Pour shredded cabbage into clean crock or jar. To pack the kraut, the Ball book says to use a wooden spoon or hands, but Aunt Alice said you had to use your fist.
Using your fists, punch cabbage down into the crock. You will be able to hear and see the juice coming out of the cabbage. Repeat shredding and salting with additional cabbage, packing until the crock is full.
Once the crock is full, juice should be visible. If the cabbage hasn’t made enough juice, a brine solution can be made to add. To mix brine, use 1 1/2 tablespoons of salt per one quart of water. Add enough brine to cover.
If cores are saved, place around the edges of the crock, pressing down into the cabbage and brine mixture until covered.
Cover cabbage “with a clean, thin white cloth (such as muslin) and tuck the edges down against the inside of the container.”
Place a plate or round board on top of the cloth. Use a plate that fits the container so the cabbage “is not exposed to the air.”
Weight the plate down “so the brine comes to the cover, but not over it.” We used a jar of water.
Place another cloth on top, covering the entire top of the crock, and tie in place. This keeps dirt or insects from getting into the crock as it ferments.
According to Ball, “formation of gas bubbles indicates fermentation is taking place.” A room temperature of 68 to 72 degrees Farenheit is best for fermenting cabbage, says Ball, which usually is completed in five to six weeks.
Once fermentation is complete, Ball says to heat sauerkraut to simmering, without boiling. Pack hot into hot jars, leaving half an inch head space in the jars. Cover with hot juice, again leaving a half-inch head space. Remove air bubbles. Adjust caps. Process pints for 15 minutes and quarts for 20 minutes in boiling water bath.
Aunt Alice’s preservation method is only slightly different, with jars packed while kraut is cold. Jars of sauerkraut are then placed in the “hot water bath” for the same amount of time as above.

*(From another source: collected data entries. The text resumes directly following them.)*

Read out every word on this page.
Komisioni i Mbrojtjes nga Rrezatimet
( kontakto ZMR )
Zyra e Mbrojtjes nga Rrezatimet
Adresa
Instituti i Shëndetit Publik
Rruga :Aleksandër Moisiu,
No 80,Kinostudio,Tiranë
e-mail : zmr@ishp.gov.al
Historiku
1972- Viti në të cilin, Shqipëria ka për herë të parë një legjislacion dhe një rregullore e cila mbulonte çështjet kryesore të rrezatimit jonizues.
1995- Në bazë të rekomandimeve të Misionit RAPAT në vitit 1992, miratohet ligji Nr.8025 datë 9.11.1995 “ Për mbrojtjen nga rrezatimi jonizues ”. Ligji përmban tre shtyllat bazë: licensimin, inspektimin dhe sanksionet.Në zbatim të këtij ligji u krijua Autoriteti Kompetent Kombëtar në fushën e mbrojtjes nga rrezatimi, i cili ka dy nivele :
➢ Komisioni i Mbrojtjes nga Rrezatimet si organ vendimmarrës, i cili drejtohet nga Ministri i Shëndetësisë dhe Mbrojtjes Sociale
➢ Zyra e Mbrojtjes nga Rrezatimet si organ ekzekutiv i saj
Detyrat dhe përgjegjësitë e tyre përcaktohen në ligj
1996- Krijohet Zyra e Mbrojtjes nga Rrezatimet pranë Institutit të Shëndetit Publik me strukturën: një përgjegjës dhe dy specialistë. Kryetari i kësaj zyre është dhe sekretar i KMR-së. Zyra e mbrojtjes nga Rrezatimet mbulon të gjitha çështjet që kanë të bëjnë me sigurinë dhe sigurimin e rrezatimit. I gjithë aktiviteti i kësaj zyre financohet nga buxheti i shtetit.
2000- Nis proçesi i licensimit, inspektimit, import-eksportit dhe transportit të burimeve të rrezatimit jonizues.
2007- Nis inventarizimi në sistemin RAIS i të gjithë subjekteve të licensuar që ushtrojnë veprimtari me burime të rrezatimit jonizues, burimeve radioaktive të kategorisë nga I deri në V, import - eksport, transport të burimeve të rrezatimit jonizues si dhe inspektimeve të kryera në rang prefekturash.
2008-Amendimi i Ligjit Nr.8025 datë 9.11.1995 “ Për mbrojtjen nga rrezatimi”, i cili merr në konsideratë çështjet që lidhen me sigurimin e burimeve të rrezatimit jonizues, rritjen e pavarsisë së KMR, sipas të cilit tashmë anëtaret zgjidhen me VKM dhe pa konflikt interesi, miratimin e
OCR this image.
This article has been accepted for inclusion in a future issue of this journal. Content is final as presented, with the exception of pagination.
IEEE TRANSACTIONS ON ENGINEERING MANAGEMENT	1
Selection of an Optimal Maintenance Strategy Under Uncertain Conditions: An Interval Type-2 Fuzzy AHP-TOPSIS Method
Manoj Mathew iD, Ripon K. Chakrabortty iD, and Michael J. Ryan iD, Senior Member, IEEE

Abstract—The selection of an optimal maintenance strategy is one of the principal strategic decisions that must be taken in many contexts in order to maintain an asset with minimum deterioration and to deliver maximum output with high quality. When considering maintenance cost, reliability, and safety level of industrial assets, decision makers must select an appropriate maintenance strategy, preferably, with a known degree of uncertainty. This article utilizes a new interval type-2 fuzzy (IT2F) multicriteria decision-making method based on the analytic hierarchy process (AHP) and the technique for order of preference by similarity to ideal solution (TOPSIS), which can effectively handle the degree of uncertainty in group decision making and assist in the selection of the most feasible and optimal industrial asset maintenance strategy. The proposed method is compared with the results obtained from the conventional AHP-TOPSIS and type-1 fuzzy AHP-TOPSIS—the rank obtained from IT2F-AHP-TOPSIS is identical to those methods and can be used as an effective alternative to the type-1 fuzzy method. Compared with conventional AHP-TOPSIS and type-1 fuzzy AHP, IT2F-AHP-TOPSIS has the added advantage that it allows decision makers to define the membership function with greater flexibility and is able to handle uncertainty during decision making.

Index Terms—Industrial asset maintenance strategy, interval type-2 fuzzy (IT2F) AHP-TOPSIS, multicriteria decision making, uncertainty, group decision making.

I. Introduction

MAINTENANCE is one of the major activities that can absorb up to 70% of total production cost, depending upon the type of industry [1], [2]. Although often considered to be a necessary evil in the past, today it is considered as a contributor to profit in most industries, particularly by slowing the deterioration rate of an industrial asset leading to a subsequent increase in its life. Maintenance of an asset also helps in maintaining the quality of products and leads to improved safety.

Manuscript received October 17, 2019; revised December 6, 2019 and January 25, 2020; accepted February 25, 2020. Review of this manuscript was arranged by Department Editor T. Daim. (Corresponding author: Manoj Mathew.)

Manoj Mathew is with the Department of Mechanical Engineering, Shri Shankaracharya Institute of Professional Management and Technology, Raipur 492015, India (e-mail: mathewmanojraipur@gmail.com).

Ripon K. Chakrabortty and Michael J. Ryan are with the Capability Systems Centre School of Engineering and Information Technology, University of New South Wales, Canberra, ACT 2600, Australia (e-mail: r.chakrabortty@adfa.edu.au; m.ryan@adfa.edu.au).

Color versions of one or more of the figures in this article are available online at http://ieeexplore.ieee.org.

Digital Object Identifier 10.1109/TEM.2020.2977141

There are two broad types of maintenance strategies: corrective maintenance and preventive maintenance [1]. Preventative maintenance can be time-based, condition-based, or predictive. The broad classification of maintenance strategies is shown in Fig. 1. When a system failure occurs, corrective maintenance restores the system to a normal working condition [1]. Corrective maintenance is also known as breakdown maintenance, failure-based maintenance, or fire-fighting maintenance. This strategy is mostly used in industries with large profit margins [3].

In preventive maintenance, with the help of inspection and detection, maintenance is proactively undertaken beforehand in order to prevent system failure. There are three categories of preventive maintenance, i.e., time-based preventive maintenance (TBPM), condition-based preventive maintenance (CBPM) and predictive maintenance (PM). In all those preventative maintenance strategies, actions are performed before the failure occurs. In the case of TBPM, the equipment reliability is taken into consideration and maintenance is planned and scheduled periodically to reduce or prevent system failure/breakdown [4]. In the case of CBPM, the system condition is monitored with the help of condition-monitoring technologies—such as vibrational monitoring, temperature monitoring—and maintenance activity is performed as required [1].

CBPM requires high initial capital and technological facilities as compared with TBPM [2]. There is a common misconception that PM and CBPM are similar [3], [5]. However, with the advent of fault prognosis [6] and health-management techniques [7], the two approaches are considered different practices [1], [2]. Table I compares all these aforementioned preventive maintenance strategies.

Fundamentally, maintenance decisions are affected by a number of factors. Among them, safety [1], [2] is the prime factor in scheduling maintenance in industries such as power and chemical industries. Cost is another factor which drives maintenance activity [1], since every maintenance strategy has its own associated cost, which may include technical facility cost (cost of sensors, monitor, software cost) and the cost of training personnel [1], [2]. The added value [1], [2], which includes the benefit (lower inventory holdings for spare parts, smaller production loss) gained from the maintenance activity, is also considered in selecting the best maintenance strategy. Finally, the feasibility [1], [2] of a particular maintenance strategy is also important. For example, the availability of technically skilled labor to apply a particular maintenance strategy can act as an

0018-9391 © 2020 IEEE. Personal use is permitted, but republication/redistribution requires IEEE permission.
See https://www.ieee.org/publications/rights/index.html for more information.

Once complete, your cabbage is preserved and sauerkraut can be used in a variety ways. Our favorite is in a skillet with browned Polish sausage. Sauerkraut salad is another way to have fresh coleslaw in the winter without a trip to the grocery store. Reuben sandwiches or the Reuben loaf shown below are more tasty ways to use sauerkrat.
Sauerkraut salad
2 cups kraut (1 pound can)
1/2 cup sugar
1/2 cup thinly sliced celery
1/2 cup thin strips green pepper
1/2 cup shredded carrots
1/4 cup chopped onion
Mix sugar and sauerkraut and let stand half an hour. Add remaining ingredients. Cover tightly and chill at least 12 hours before serving. Will keep a week in refrigerator.
Reuben Loaf
3 1/4 cups flour - save 1 cup to knead in
1 tbs. sugar
1 tsp. salt
1 pkg. quick rise yeast
1 cup hot water
1 tsp. soft margarine
1 egg separated
1/4 cup 1,000 Island dressing
7 oz. corn beef
1 cup sauerkraut
6 oz. Swiss cheese
1 tbs. cold water
Mix 2 1/4 cup of flour, sugar, salt, yeast, hot water, margarine and egg yolk. Knead in remaining flour. Let rest a few minutes. Roll into 10 x 15-inch rectangle. Put 1,000 Island dressing down center. Layer corn beef, kraut and cheese. Cut sides into 1-inch strips. Weave over filling. Brush with cold water mixed with egg white. Let rise in warm place. Bake 15 minutes at 400. Brush again with egg white mixture and finish baking until golden brown.
Whole-kernel corn can be preserved in the same way, using brine in a crock. When packing corn, however, don’t press, just brine in crock to can later. To eat canned corn, rinse salt water off.